GIS and Biogeochemical Models for Examining the Legacy of Forest Disturbance in the Adirondack Park, NY, USA
|Author:||Jane Read, Brenden E. McNeil, Richard E. Martell|
|Publication:||Ecological Modelling, Volume 195, Issues 3-4, 15 June 2006, Pages 281-295|
Human dominance over the spatial patterns of nitrogen (N) cycling in forested ecosystems of the northeast United States is regulated through the locally variable legacy of historic forest disturbance, and the regionally variable effects of chronic atmospheric N deposition. In order to effectively use ecosystem models to understand the combined influence of these perturbations, the level of detail, or resolution, of input data must be carefully matched to the scale of analysis. By interpreting historic accounts of anthropogenic forest disturbances in the Adirondack Park between 1860 and 1916 into GIS models, we developed two realistic disturbance history scenarios of differing resolution.

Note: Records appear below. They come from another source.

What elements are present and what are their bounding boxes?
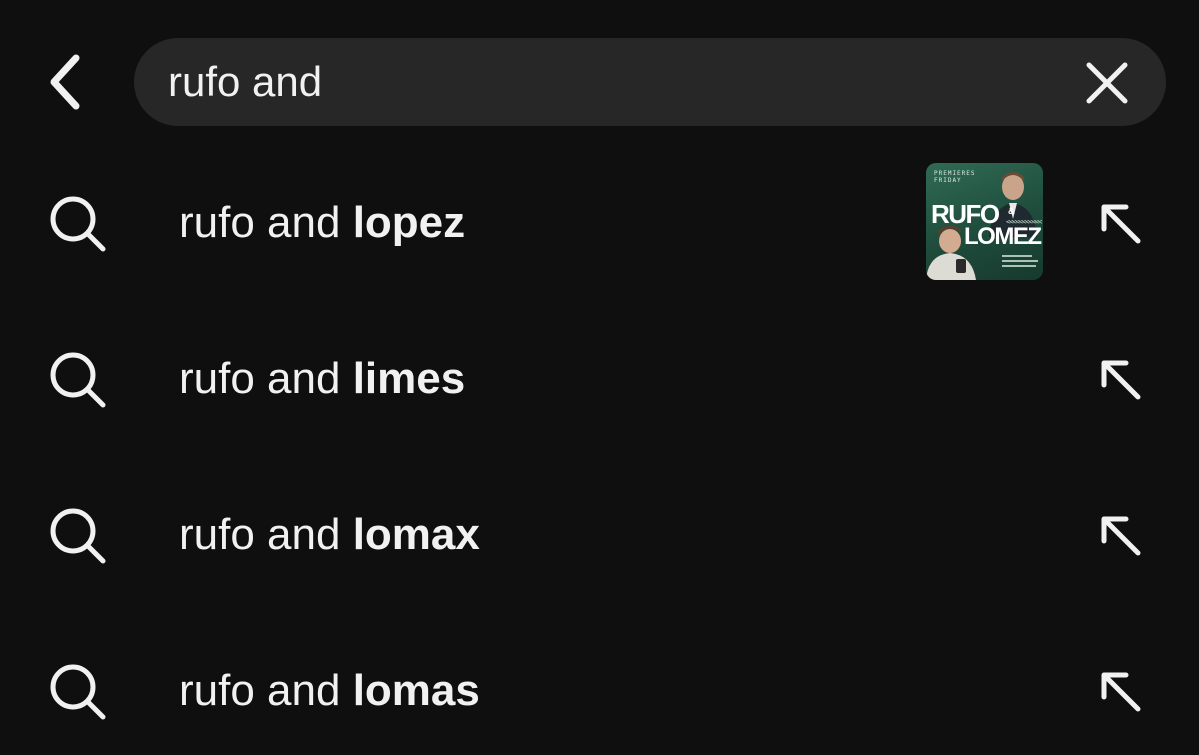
suggestion-item[interactable]: rufo and lomax [0,457,1199,613]
arrow-up-left-icon [1101,516,1141,556]
suggestion-completion: lomas [352,666,480,715]
thumbnail-fine-print [1002,255,1040,273]
suggestion-completion: lopez [352,198,466,247]
suggestion-prefix: rufo and [179,198,353,247]
suggestion-completion: limes [352,354,466,403]
suggestion-text: rufo and limes [179,301,465,457]
suggestion-prefix: rufo and [179,666,353,715]
close-icon [1086,62,1128,104]
fill-query-button[interactable] [1092,663,1150,721]
search-icon [48,194,108,254]
thumbnail-premieres-text: PREMIERES FRIDAY [934,170,976,184]
search-screen: rufo and lopez PREMIERES FRIDAY <<<<<<<<… [0,0,1199,755]
suggestion-prefix: rufo and [179,354,353,403]
suggestion-text: rufo and lopez [179,145,465,301]
suggestion-text: rufo and lomax [179,457,480,613]
suggestion-text: rufo and lomas [179,613,480,755]
clear-search-button[interactable] [1084,60,1130,106]
fill-query-button[interactable] [1092,351,1150,409]
search-icon [48,350,108,410]
thumbnail-title-ampersand: & [1008,206,1015,216]
search-icon [48,662,108,722]
search-icon [48,506,108,566]
search-input[interactable] [168,38,1048,126]
arrow-up-left-icon [1101,360,1141,400]
suggestion-item[interactable]: rufo and limes [0,301,1199,457]
fill-query-button[interactable] [1092,507,1150,565]
suggestion-completion: lomax [352,510,480,559]
fill-query-button[interactable] [1092,195,1150,253]
suggestion-item[interactable]: rufo and lomas [0,613,1199,755]
arrow-up-left-icon [1101,672,1141,712]
back-button[interactable] [34,44,94,120]
thumbnail-title-lomez: LOMEZ [964,223,1042,250]
suggestion-prefix: rufo and [179,510,353,559]
suggestion-thumbnail[interactable]: PREMIERES FRIDAY <<<<<<<<<<< RUFO & LOME… [926,163,1043,280]
arrow-up-left-icon [1101,204,1141,244]
suggestion-list: rufo and lopez PREMIERES FRIDAY <<<<<<<<… [0,145,1199,755]
suggestion-item[interactable]: rufo and lopez PREMIERES FRIDAY <<<<<<<<… [0,145,1199,301]
search-bar [134,38,1166,126]
chevron-left-icon [50,54,80,110]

Using these models, we found predictions of present-day N cycling obtained from an ecosystem process model, PnET-CN, to be sensitive to the resolution of century-old disturbance input data. PnET-CN predictions obtained using the higher-resolution (more complex) disturbance scenario produced significantly different predictions of N cycling for selective-cut versus clear-cut disturbance regimes. Our experience with the combined use of GIS and a biogeochemical model suggests that the development of spatially explicit disturbance history information from historic accounts may enable future research to: (1) develop more precise quantitative disturbance history inputs at appropriate resolutions for ecosystem process models, and (2) more adequately characterize field-testable differences in old-growth, selective-cut, and clear-cut disturbance regimes.